Couts' program this summer is serving about 800 free meals to children this summer at 19 different places around Washington and Morgan counties.
One issue for the hunger alliance is that all school nutrition programs and the summer meals program are based on U.S. Department of Agriculture guidelines, which he says need to be updated.
"We're using the same USDA guidelines we've used for decades," Couts said. "And in recent years childhood obesity has increased dramatically while the guidelines have not changed."
Couts said the guidelines are under review and soon there will be new guidelines that likely will alter the traditional food pyramid guide and require less fat in the USDA guidelines. Those guidelines are what all school lunch programs are required to follow.
But Couts is quick to defend the USDA guidelines saying the biggest reason that children are becoming obese is not from outdated guidelines but from lifestyle choices.
That includes eating fast food, watching too much television and failing to participate in exercise programs. He said physical education programs at schools are being cut due to money concerns, and he said that has a much greater contribution to the obesity issue.
One in nine people in Washington County live in poverty according to a recent report by the Ohio Association of Community Action Agencies. Sixty percent of Ohio adults are overweight.
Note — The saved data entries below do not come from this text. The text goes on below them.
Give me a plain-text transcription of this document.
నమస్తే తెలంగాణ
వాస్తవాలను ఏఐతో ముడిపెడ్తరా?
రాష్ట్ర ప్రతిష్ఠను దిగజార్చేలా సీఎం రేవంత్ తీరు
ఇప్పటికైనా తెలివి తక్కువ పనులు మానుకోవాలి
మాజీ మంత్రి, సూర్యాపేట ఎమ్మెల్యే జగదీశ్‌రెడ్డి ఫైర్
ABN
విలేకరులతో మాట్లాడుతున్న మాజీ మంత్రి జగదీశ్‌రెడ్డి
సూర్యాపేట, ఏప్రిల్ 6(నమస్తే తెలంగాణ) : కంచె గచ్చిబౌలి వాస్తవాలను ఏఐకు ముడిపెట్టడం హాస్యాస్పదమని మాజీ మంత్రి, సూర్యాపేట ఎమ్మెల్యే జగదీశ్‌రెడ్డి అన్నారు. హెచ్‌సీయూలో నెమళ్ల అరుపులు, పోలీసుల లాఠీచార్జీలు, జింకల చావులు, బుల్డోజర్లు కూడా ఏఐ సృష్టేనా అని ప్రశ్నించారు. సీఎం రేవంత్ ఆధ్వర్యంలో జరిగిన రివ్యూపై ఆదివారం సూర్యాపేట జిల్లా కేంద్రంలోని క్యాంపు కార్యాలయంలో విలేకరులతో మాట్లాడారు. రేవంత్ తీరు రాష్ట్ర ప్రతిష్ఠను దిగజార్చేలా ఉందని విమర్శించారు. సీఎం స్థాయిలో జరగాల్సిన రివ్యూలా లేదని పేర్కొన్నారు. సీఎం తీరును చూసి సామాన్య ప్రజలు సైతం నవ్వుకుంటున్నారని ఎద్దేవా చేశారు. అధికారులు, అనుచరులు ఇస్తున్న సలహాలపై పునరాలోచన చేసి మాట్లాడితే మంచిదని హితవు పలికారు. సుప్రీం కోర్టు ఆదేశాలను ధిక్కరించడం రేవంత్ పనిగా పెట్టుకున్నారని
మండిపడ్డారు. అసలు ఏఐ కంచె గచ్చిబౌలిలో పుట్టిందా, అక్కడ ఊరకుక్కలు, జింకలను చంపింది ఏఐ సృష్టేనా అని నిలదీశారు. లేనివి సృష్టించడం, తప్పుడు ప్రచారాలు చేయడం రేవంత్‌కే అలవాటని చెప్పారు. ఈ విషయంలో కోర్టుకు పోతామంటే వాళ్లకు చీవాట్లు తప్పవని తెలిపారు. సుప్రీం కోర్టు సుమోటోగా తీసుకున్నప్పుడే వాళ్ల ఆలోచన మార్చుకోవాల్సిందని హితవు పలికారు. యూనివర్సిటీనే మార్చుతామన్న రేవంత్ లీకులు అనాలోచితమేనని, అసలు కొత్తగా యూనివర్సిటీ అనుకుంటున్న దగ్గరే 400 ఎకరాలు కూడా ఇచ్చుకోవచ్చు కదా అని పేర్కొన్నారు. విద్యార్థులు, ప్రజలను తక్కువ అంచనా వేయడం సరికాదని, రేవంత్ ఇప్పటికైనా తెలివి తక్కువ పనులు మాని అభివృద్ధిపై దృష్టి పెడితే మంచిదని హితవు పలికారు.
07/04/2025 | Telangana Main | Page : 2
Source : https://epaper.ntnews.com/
Of people living in southeast Ohio in 2001, figures from the Ohio Department of Health indicate that 37.5 percent were considered overweight and 21.1 percent were considered obese.
The extent of the obesity epidemic in Washington County is not yet known, but the problem is evident. Selby General Hospital is sponsoring a workshop next week on the childhood obesity issue in hopes of deciding what the community will do about it.
The county health department is also working on developing baseline data to determine how many people are affected and decide how to address the concern.
Kathleen Meckstroth, Washington County health commissioner, said a cardiovascular health task force in cooperation with the city and county health departments will go into city and county schools to evaluate the issue of childhood obesity. Several projects are under way throughout the county to look at various aspects of the problem.
"It's an issue we are very much aware of," Meckstroth said. "We do know you can look around you and see it is a problem. I think it has gradually gotten worse nationwide. No county or community is exempt."
Obesity and poverty
10 percent of Ohio students in grades nine to 12 are obese.
60 percent of Ohio adults are overweight or obese.
31 percent of Ohio adults report getting no physical activity.
79 percent of Ohio adults report eating less than five servings of fruit and vegetables a day.
Source: The American Public Health Association
n What's ahead: A "Kids in Crisis: Childhood Obesity" workshop is from noon to 5:30 p.m., Thursday, July 24, at the Graham Auditorium at Washington State Community College on Colegate Drive.